CDT Supports Internet Companies Uniting to Demand Transparency from FISA Court
Google, Microsoft, Facebook and Yahoo! today are filing legal motions arguing for their First Amendment right to engage in detailed transparency reporting about how many different types of surveillance demands they receive under the Foreign Intelligence Surveillance Act (FISA). Google and Microsoft are filing updated versions of their previous motions with the secretive FISA Court, while Facebook and Yahoo! are for the first time asking the court for permission to engage in transparency reporting around FISA surveillance.
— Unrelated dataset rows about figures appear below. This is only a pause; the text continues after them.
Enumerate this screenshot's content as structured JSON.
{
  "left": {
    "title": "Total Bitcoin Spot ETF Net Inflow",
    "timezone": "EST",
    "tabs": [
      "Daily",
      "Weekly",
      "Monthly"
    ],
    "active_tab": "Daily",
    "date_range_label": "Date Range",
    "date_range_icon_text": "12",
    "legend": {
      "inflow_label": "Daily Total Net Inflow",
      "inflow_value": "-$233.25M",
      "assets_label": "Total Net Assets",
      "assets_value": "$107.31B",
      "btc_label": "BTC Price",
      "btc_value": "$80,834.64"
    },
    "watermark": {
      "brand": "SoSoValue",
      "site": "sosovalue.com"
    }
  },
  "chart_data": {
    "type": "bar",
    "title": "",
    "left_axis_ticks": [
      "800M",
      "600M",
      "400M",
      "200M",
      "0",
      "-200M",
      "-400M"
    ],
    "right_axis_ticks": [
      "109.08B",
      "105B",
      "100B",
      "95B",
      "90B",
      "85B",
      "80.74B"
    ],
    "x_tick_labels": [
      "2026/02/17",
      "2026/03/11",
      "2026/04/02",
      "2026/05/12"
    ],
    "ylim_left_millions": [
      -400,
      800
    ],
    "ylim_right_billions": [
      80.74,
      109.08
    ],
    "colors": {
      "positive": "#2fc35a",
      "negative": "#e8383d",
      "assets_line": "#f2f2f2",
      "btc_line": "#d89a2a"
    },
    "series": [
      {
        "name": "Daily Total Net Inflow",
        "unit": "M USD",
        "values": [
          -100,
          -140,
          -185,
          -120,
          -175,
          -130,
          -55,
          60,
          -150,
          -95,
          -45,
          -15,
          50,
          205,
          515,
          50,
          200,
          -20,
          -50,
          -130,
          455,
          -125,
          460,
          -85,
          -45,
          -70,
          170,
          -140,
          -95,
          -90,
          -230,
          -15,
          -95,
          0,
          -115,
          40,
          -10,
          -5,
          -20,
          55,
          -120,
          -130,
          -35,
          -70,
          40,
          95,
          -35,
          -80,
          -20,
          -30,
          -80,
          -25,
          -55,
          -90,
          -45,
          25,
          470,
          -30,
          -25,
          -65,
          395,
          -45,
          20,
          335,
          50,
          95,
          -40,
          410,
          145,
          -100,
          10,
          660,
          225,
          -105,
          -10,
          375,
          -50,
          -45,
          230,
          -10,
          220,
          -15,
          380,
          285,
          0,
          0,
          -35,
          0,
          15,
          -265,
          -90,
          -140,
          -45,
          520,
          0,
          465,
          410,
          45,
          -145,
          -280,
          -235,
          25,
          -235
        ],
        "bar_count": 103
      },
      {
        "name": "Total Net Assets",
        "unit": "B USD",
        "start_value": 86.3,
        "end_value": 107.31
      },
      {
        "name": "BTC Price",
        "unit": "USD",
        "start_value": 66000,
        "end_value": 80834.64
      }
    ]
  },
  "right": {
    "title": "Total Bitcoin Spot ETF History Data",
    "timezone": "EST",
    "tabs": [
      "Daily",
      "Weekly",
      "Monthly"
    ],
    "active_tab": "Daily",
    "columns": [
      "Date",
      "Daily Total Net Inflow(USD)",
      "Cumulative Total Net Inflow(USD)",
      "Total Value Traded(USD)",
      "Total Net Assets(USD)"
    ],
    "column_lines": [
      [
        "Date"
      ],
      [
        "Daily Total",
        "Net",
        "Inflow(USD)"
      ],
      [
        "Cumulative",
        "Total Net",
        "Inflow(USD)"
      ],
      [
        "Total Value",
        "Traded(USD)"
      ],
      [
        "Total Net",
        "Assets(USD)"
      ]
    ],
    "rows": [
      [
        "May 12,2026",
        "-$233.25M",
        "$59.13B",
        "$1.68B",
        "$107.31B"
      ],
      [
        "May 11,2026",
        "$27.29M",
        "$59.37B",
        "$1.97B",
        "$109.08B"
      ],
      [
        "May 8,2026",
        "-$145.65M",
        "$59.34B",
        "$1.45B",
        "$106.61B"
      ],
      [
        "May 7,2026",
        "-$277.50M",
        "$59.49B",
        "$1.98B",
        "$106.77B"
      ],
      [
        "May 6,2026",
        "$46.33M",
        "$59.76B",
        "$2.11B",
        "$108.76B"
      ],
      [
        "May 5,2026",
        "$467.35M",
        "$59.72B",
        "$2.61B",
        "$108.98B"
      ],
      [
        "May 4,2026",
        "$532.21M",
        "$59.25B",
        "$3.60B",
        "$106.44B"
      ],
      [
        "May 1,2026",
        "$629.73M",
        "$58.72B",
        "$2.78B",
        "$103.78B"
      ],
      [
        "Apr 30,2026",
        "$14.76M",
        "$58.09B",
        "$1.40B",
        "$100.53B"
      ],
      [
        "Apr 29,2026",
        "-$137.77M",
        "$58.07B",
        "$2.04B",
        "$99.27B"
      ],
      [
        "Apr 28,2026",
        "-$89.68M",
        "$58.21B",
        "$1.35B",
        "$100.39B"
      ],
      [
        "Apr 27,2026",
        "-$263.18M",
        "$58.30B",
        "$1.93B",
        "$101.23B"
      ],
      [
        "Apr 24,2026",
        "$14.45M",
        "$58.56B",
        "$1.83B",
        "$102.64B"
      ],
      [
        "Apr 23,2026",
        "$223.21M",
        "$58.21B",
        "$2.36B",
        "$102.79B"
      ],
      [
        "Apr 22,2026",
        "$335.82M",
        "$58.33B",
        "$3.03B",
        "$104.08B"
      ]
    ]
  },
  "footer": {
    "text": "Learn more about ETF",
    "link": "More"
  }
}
The Center for Democracy & Technology, joined by a coalition of free speech organizations, previously filed a friend-of-the-court brief supporting the original Google and Microsoft motions.
"Today’s motions from Google, Microsoft, Facebook, and Yahoo!—like the joint letter organized by the Center of Democracy & Technology that those companies signed—press for the companies’ right to publish the number of specific types of FISA requests that each company receives. This is an important right for the companies to assert as they work to maintain their users' trust in the face of continuing revelations about the National Security Agency's surveillance of the Internet," said CDT’s Free Expression Director Kevin Bankston. "Our joint letter was addressed to the Obama Administration and to Congress, and our coalition of Internet companies and free speech advocates will continue to press those branches of government for action around transparency reporting. However, today’s filings open a third major front in the battle for surveillance transparency, and we look forward to supporting these Internet companies as they push for the right to be more open with their users about what they do—and don’t do—when the government asks for their users’ data."